Unsurprisingly, there is much research into, and even more debate about, the underlying neuroanatomical, neurophysiological, and chemical basis of the experience of pain. Some critical points arise.

The areas of pain that are active when pain occurs are widespread, which led to the concept of a pain matrix. However, the pain matrix is similar to the networks that analyse all sensory input. (here)

It is also widely recognised and indeed is shared experience, that psychological factors such as emotional state, expectation, fear that pain may arise and so on have a significant impact on the experience of pain. For example, pain is part of depression.  No one doubts that depression is a significant cause of pain. Yet, it does not result from nociceptive stimuli from any specific body part consequent upon tissue damage. I give more detail in my post on chronic non-malignant pain.

The experience of pain also raises philosophical problems. This is illustrated by asking, “When you hit your thumb with a hammer, where do you feel the pain in your thumb or brain?” This is an example of a potential mereological fallacy: “ascribing to a part of a creature attributes which logically can be ascribed only to the creature as a whole.” (here) In other words, you feel the pain; it is not ‘felt’ or experienced by any one part of you. It arises from you, your whole body. Without a damaged thumb, there would be no pain; without a brain, you would not perceive the pain, and without your heart, your brain would not function.

I will extract from clinical and experimental studies the main points relevant to the question about pain in people with a prolonged disorder of consciousness:

  • there is no single specific cerebral location that ‘feels’ pain, or that is always involved;
  • the experience of pain involves emotion, expectation and many other phenomena over and above tissue damage;
  • the areas of the brain usually activated by pain and involved in the experience of pain can be activated in the absence of a nociceptive input;
  • the experience of pain is associated with widespread cerebral networks not dissimilar to the networks involved in being conscious and aware.

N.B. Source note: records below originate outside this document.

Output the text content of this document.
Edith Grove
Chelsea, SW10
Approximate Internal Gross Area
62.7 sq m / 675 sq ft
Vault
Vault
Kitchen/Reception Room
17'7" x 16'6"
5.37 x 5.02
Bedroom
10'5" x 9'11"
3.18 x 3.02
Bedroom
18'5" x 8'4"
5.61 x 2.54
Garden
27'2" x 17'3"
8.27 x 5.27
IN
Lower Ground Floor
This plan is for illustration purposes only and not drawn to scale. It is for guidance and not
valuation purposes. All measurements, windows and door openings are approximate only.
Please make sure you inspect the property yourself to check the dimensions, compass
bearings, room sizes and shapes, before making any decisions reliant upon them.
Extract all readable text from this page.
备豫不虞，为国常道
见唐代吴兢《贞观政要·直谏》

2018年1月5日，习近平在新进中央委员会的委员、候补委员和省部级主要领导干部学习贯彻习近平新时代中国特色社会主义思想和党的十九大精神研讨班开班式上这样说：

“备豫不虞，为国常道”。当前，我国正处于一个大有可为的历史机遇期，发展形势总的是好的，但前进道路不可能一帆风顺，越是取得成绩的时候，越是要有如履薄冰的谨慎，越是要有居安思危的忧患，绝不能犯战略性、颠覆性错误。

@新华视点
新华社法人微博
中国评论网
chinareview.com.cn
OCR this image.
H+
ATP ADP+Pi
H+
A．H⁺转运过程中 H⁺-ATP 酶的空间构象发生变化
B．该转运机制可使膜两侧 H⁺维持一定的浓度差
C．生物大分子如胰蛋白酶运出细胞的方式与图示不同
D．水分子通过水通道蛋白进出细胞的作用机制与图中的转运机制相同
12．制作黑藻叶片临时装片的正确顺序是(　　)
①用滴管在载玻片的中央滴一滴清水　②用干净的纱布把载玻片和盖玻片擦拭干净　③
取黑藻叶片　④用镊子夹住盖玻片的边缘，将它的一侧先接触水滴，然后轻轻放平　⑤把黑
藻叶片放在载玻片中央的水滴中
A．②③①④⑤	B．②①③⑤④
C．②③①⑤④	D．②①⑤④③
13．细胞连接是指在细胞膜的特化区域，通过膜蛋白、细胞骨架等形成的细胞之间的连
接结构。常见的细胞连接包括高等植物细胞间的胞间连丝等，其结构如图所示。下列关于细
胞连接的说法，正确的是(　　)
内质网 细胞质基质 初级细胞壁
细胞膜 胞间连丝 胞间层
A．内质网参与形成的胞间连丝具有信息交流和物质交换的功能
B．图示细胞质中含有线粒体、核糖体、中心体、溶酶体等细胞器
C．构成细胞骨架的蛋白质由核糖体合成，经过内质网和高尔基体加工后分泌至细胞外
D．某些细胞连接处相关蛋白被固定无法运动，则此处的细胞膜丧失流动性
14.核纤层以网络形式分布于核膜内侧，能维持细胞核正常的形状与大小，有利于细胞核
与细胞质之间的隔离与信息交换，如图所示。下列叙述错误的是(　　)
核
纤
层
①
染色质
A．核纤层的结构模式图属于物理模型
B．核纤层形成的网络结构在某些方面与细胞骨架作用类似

In summary, the evidence suggests that the experience of pain is closely associated both neuro-anatomically and functionally with the same systems needed to generate and sustain consciousness and awareness of self. Consequently, it seems unlikely that damage sufficient to result in a prolonged disorder of consciousness could leave intact and functioning the mechanisms for generating the experience of pain.

Conclusion

Patients with a prolonged disorder of consciousness are very unlikely to experience pain. It is doubtful that the person has any reflective awareness of themself sufficient to think, ‘this hurts’ or ‘I am suffering pain’. My reasoning is as follows. Lack of consciousness, and hence lack of awareness of yourself as a person with a past, a present, and a future, arises from a failure of networks in the brain that process and analyse incoming stimuli (information). These networks extend through most of the brain, including both cerebral hemispheres and the basal ganglia lying underneath and within the cerebral hemispheres. The experience of pain arises from a network in the same areas.

Moreover, experience of any kind is a part of consciousness and awareness of oneself. There is no system for pain independent of the one that supports consciousness. Therefore, there is no mechanism by which some could experience pain while still unconscious. The behaviours and movements seen in unconscious people when given or having sensory input that would cause a conscious person to experience pain are automatic, not requiring and not indicative of consciousness.